Inkonstitusional Bersyarat dan Mengapa MK Memodifikasi Putusan?
Kolom

Inkonstitusional Bersyarat dan Mengapa MK Memodifikasi Putusan?

Modifikasi putusan merupakan jawaban atas panggilan tanggung jawab konstitusional MK agar punya intensi kreatif untuk paripurna pasang badan mengawal UUD 1945.

Bacaan 6 Menit
Inkonstitusional Bersyarat dan Mengapa MK Memodifikasi Putusan?
Hukumonline

Ada banyak segi menarik putusan MK dalam pengujian UU Cipta Kerja yang diputus kurang lebih sebulan lalu. Namun, mari fokus ke segi amar: inkonstitusional bersyarat. Menurut MK, pembentukan UU Cipta Kerja cacat formil, namun dinyatakan tetap berlaku hingga diperbaiki dalam jangka waktu 2 tahun sejak putusan diucapkan.

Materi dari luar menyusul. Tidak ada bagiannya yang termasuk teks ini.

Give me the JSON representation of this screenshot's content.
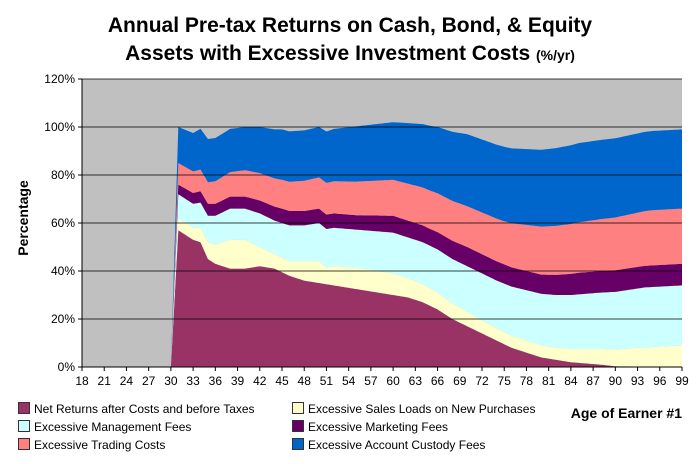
{
  "title": {
    "line1": "Annual Pre-tax Returns on Cash, Bond, & Equity",
    "line2": "Assets with Excessive Investment Costs",
    "units": "(%/yr)"
  },
  "chart_data": {
    "type": "area",
    "stacked": true,
    "title": "Annual Pre-tax Returns on Cash, Bond, & Equity Assets with Excessive Investment Costs (%/yr)",
    "xlabel": "Age of Earner #1",
    "ylabel": "Percentage",
    "ylim": [
      0,
      120
    ],
    "yticks": [
      "0%",
      "20%",
      "40%",
      "60%",
      "80%",
      "100%",
      "120%"
    ],
    "xticks": [
      "18",
      "21",
      "24",
      "27",
      "30",
      "33",
      "36",
      "39",
      "42",
      "45",
      "48",
      "51",
      "54",
      "57",
      "60",
      "63",
      "66",
      "69",
      "72",
      "75",
      "78",
      "81",
      "84",
      "87",
      "90",
      "93",
      "96",
      "99"
    ],
    "x_start": 18,
    "x_end": 99,
    "active_from_age": 30,
    "colors": {
      "plot_background": "#c0c0c0",
      "gridline": "#000000"
    },
    "series": [
      {
        "name": "Net Returns after Costs and before Taxes",
        "color": "#993366",
        "keypoints": [
          [
            30,
            0
          ],
          [
            31,
            57
          ],
          [
            32,
            55
          ],
          [
            33,
            53
          ],
          [
            34,
            52
          ],
          [
            35,
            45
          ],
          [
            36,
            43
          ],
          [
            37,
            42
          ],
          [
            38,
            41
          ],
          [
            40,
            41
          ],
          [
            42,
            42
          ],
          [
            44,
            41
          ],
          [
            46,
            38
          ],
          [
            48,
            36
          ],
          [
            50,
            35
          ],
          [
            52,
            34
          ],
          [
            56,
            32
          ],
          [
            60,
            30
          ],
          [
            62,
            29
          ],
          [
            64,
            27
          ],
          [
            66,
            24
          ],
          [
            68,
            20
          ],
          [
            72,
            14
          ],
          [
            76,
            8
          ],
          [
            80,
            4
          ],
          [
            84,
            2
          ],
          [
            88,
            1
          ],
          [
            90,
            0.3
          ],
          [
            99,
            0
          ]
        ]
      },
      {
        "name": "Excessive Sales Loads on New Purchases",
        "color": "#ffffcc",
        "keypoints": [
          [
            30,
            0
          ],
          [
            31,
            5
          ],
          [
            33,
            5
          ],
          [
            35,
            7
          ],
          [
            36,
            8
          ],
          [
            38,
            12
          ],
          [
            40,
            12
          ],
          [
            42,
            8
          ],
          [
            44,
            6
          ],
          [
            46,
            6
          ],
          [
            48,
            8
          ],
          [
            50,
            9
          ],
          [
            51,
            7
          ],
          [
            52,
            8
          ],
          [
            56,
            9
          ],
          [
            60,
            9
          ],
          [
            62,
            8
          ],
          [
            66,
            7
          ],
          [
            70,
            6
          ],
          [
            74,
            5
          ],
          [
            78,
            5
          ],
          [
            82,
            5
          ],
          [
            86,
            6
          ],
          [
            90,
            7
          ],
          [
            94,
            8
          ],
          [
            99,
            9
          ]
        ]
      },
      {
        "name": "Excessive Management Fees",
        "color": "#ccffff",
        "keypoints": [
          [
            30,
            0
          ],
          [
            31,
            10
          ],
          [
            33,
            10
          ],
          [
            35,
            11
          ],
          [
            36,
            12
          ],
          [
            38,
            13
          ],
          [
            40,
            13
          ],
          [
            42,
            14
          ],
          [
            44,
            14
          ],
          [
            46,
            15
          ],
          [
            48,
            15
          ],
          [
            50,
            16
          ],
          [
            51,
            16
          ],
          [
            52,
            16
          ],
          [
            56,
            16
          ],
          [
            60,
            17
          ],
          [
            62,
            17
          ],
          [
            66,
            18
          ],
          [
            70,
            19
          ],
          [
            74,
            20
          ],
          [
            78,
            21
          ],
          [
            82,
            22
          ],
          [
            86,
            23
          ],
          [
            90,
            24
          ],
          [
            94,
            25
          ],
          [
            99,
            25
          ]
        ]
      },
      {
        "name": "Excessive Marketing Fees",
        "color": "#660066",
        "keypoints": [
          [
            30,
            0
          ],
          [
            31,
            4
          ],
          [
            35,
            5
          ],
          [
            40,
            5
          ],
          [
            45,
            6
          ],
          [
            50,
            6
          ],
          [
            55,
            6
          ],
          [
            60,
            7
          ],
          [
            65,
            7
          ],
          [
            70,
            8
          ],
          [
            75,
            8
          ],
          [
            80,
            8
          ],
          [
            85,
            9
          ],
          [
            90,
            9
          ],
          [
            99,
            9
          ]
        ]
      },
      {
        "name": "Excessive Trading Costs",
        "color": "#ff8080",
        "keypoints": [
          [
            30,
            0
          ],
          [
            31,
            9
          ],
          [
            33,
            9
          ],
          [
            35,
            9
          ],
          [
            40,
            11
          ],
          [
            45,
            12
          ],
          [
            50,
            13
          ],
          [
            55,
            14
          ],
          [
            60,
            15
          ],
          [
            65,
            16
          ],
          [
            70,
            17
          ],
          [
            75,
            18
          ],
          [
            80,
            20
          ],
          [
            85,
            21
          ],
          [
            90,
            22
          ],
          [
            95,
            23
          ],
          [
            99,
            23
          ]
        ]
      },
      {
        "name": "Excessive Account Custody Fees",
        "color": "#0066cc",
        "keypoints": [
          [
            30,
            0
          ],
          [
            31,
            15
          ],
          [
            33,
            16
          ],
          [
            35,
            18
          ],
          [
            40,
            18
          ],
          [
            45,
            21
          ],
          [
            50,
            21
          ],
          [
            55,
            23
          ],
          [
            60,
            24
          ],
          [
            65,
            27
          ],
          [
            70,
            30
          ],
          [
            75,
            31
          ],
          [
            80,
            32
          ],
          [
            85,
            33
          ],
          [
            90,
            33
          ],
          [
            95,
            33
          ],
          [
            99,
            33
          ]
        ]
      }
    ]
  }
}
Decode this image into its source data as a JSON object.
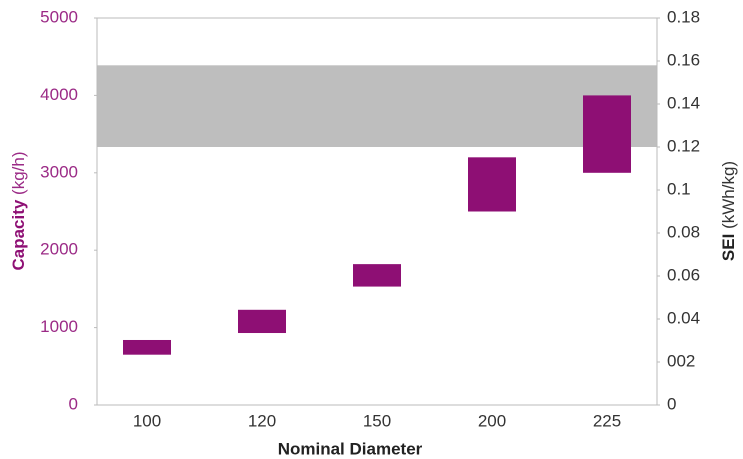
{
  "chart_data": {
    "type": "floating-bar",
    "xlabel": "Nominal Diameter",
    "ylabel": {
      "main": "Capacity",
      "unit": "(kg/h)"
    },
    "y2label": {
      "main": "SEI",
      "unit": "(kWh/kg)"
    },
    "categories": [
      "100",
      "120",
      "150",
      "200",
      "225"
    ],
    "low": [
      650,
      930,
      1530,
      2500,
      3000
    ],
    "high": [
      840,
      1230,
      1820,
      3200,
      4000
    ],
    "color": "#8e0f74",
    "ylim": [
      0,
      5000
    ],
    "yticks": [
      0,
      1000,
      2000,
      3000,
      4000,
      5000
    ],
    "y2lim": [
      0,
      0.18
    ],
    "y2ticks": [
      0,
      {
        "value": 0.02,
        "label": "002"
      },
      0.04,
      0.06,
      0.08,
      0.1,
      0.12,
      0.14,
      0.16,
      0.18
    ],
    "band": [
      0.12,
      0.158
    ],
    "band_color": "#bebebe",
    "grid": false
  }
}
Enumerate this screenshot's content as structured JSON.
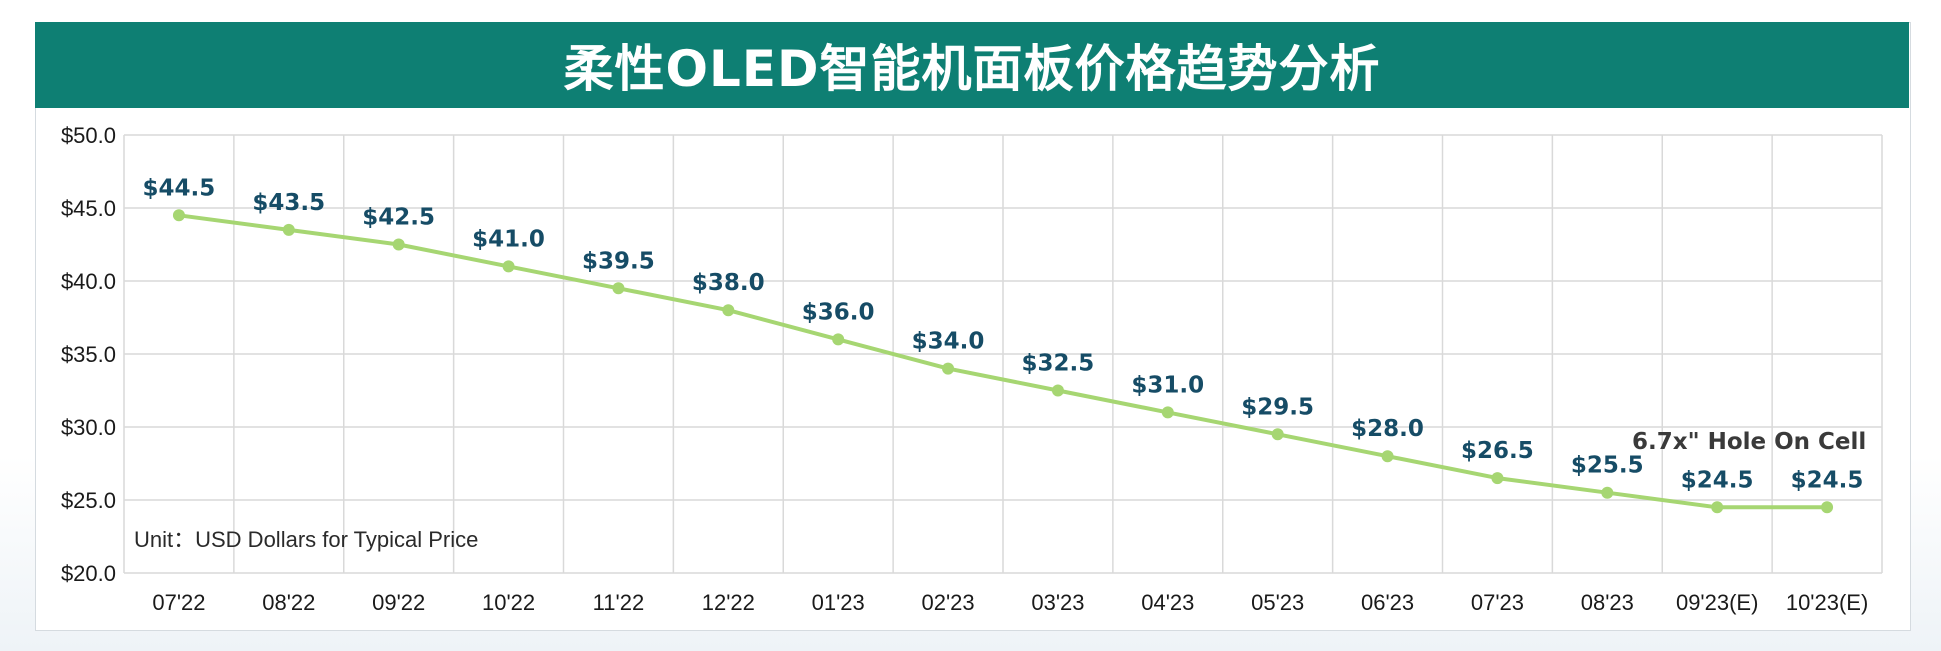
{
  "chart_data": {
    "type": "line",
    "title": "柔性OLED智能机面板价格趋势分析",
    "categories": [
      "07'22",
      "08'22",
      "09'22",
      "10'22",
      "11'22",
      "12'22",
      "01'23",
      "02'23",
      "03'23",
      "04'23",
      "05'23",
      "06'23",
      "07'23",
      "08'23",
      "09'23(E)",
      "10'23(E)"
    ],
    "values": [
      44.5,
      43.5,
      42.5,
      41.0,
      39.5,
      38.0,
      36.0,
      34.0,
      32.5,
      31.0,
      29.5,
      28.0,
      26.5,
      25.5,
      24.5,
      24.5
    ],
    "data_labels": [
      "$44.5",
      "$43.5",
      "$42.5",
      "$41.0",
      "$39.5",
      "$38.0",
      "$36.0",
      "$34.0",
      "$32.5",
      "$31.0",
      "$29.5",
      "$28.0",
      "$26.5",
      "$25.5",
      "$24.5",
      "$24.5"
    ],
    "yticks": [
      "$20.0",
      "$25.0",
      "$30.0",
      "$35.0",
      "$40.0",
      "$45.0",
      "$50.0"
    ],
    "ylim": [
      20,
      50
    ],
    "grid": true,
    "line_color": "#a6d672",
    "label_color": "#164c66",
    "header_color": "#0e7f73",
    "note": "Unit：USD Dollars for Typical Price",
    "annotation": "6.7x\" Hole On Cell"
  }
}
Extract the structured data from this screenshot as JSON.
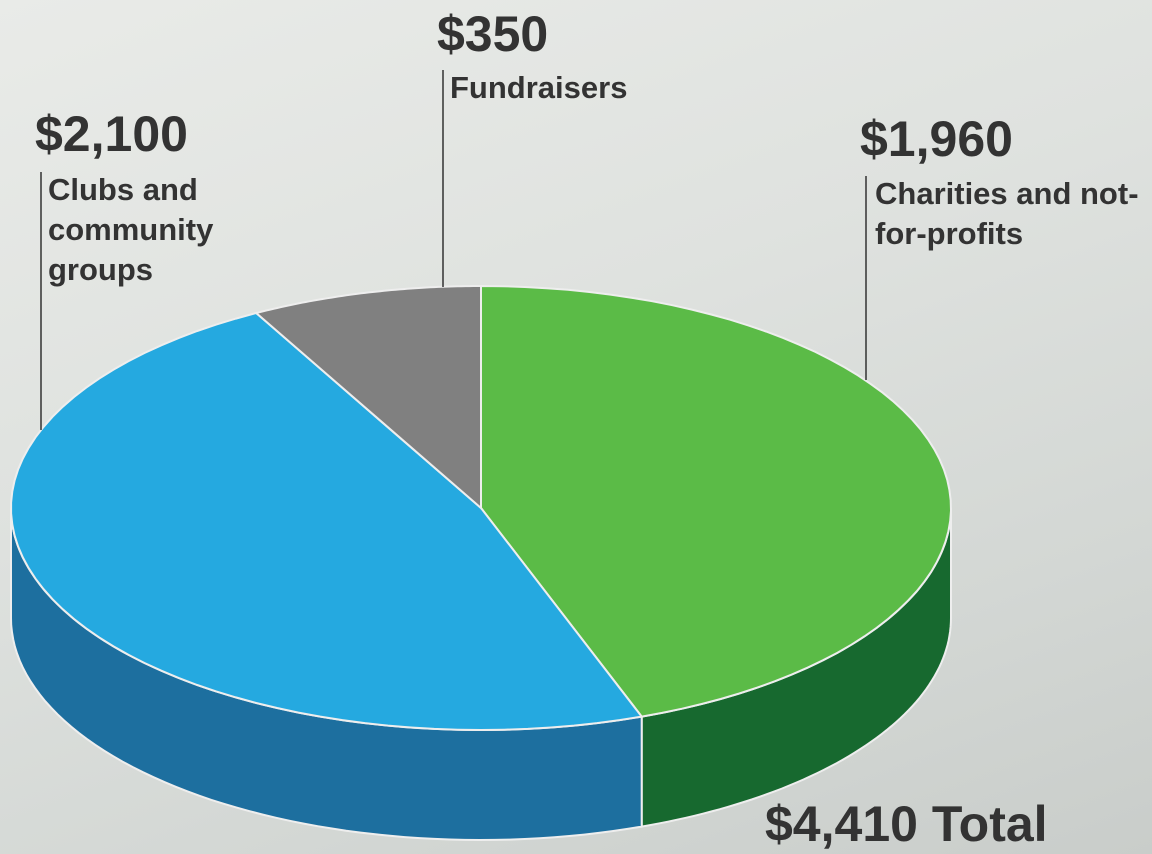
{
  "chart_data": {
    "type": "pie3d",
    "categories": [
      "Charities and not-for-profits",
      "Clubs and community groups",
      "Fundraisers"
    ],
    "values": [
      1960,
      2100,
      350
    ],
    "value_labels": [
      "$1,960",
      "$2,100",
      "$350"
    ],
    "colors": [
      "#5bbb47",
      "#25a9e0",
      "#808080"
    ],
    "side_colors": [
      "#17692f",
      "#1d6f9f",
      "#555555"
    ],
    "total_label": "$4,410 Total"
  }
}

Timbul pendapat, kalau cacat formil, mestinya UU Cipta Kerja dinyatakan ‘inkonstitusional’. Titik. Tanpa embel-embel ‘bersyarat’. Ada lagi, kalau toh masih berlaku, seharusnya UU Cipta Kerja konstitusional bersyarat. Putusan ini juga dikatakan menyimpangi UU MK. Jika pembentukan UU terbukti tak memenuhi ketentuan pembentukannya berdasarkan UUD 1945, harusnya UU tak lagi berkekuatan mengikat. Jadi, putusan ini aneh. Ada pengamat bilang begitu. Betulkah?

Dua paragraf di atas menyimpan tiga hal yang penting dikemukakan, ialah (1) mengapa putusan MK direspon beragam; (2) MK memodifikasi putusan; (3) perlunya dipahami putusan inkonstitusional bersyarat.

Respon Beragam

Kenapa hampir selalu muncul respon beragam terhadap putusan MK, apalagi putusan bermagnitudo besar sekaliber uji UU Cipta Kerja? Ada sedikitnya tiga kemungkinan. Pertama, sebagaimana halnya hukum tertulis, putusan MK terbuka untuk ditafsirkan. Dalam sifat tertulis itu, selalu ada ruang reduksi atau perluasan makna dari penafsirnya. Kalimat hukum selalu mengandung kelenturan tertentu.

Kedua, para penafsir cenderung mengambil sebagian (cherry picking) dari putusan MK sesuai kepentingan masing-masing. Kalimat dalam putusan yang kiranya tak mem-back up kepentingannya dibuang. Yang menguntungkan di-stabillo dijadikan ‘jualan’. Di ulang-ulang, seolah-olah paling benar sembari mengelirukan pandangan lain.

Ketiga, penafsir belum membaca utuh putusan, tapi nafsu berkomentar tak tertahankan. Entah karena tetiba ditanya mahasiswa atau ‘ditodong’ wartawan. Agar dianggap tahu, buru-buru membaca sekilas ringkas berita online. Alih-alih tafsir yang tepat, justru ia terjebak logika parsial yang gagal mencerminkan pesan utuh, bahkan bisa jadi menyimpang dari esensi putusan.

Dari tiga kemungkinan, tinggal di-cek saja, dari mana rasio suatu tafsir berpijak. Di satu sisi, keragaman itu bagus bagi diskursus kritis-akademis. Tetapi di sisi lain, potensial merunyamkan publik dalam memahami isi putusan sesungguhnya.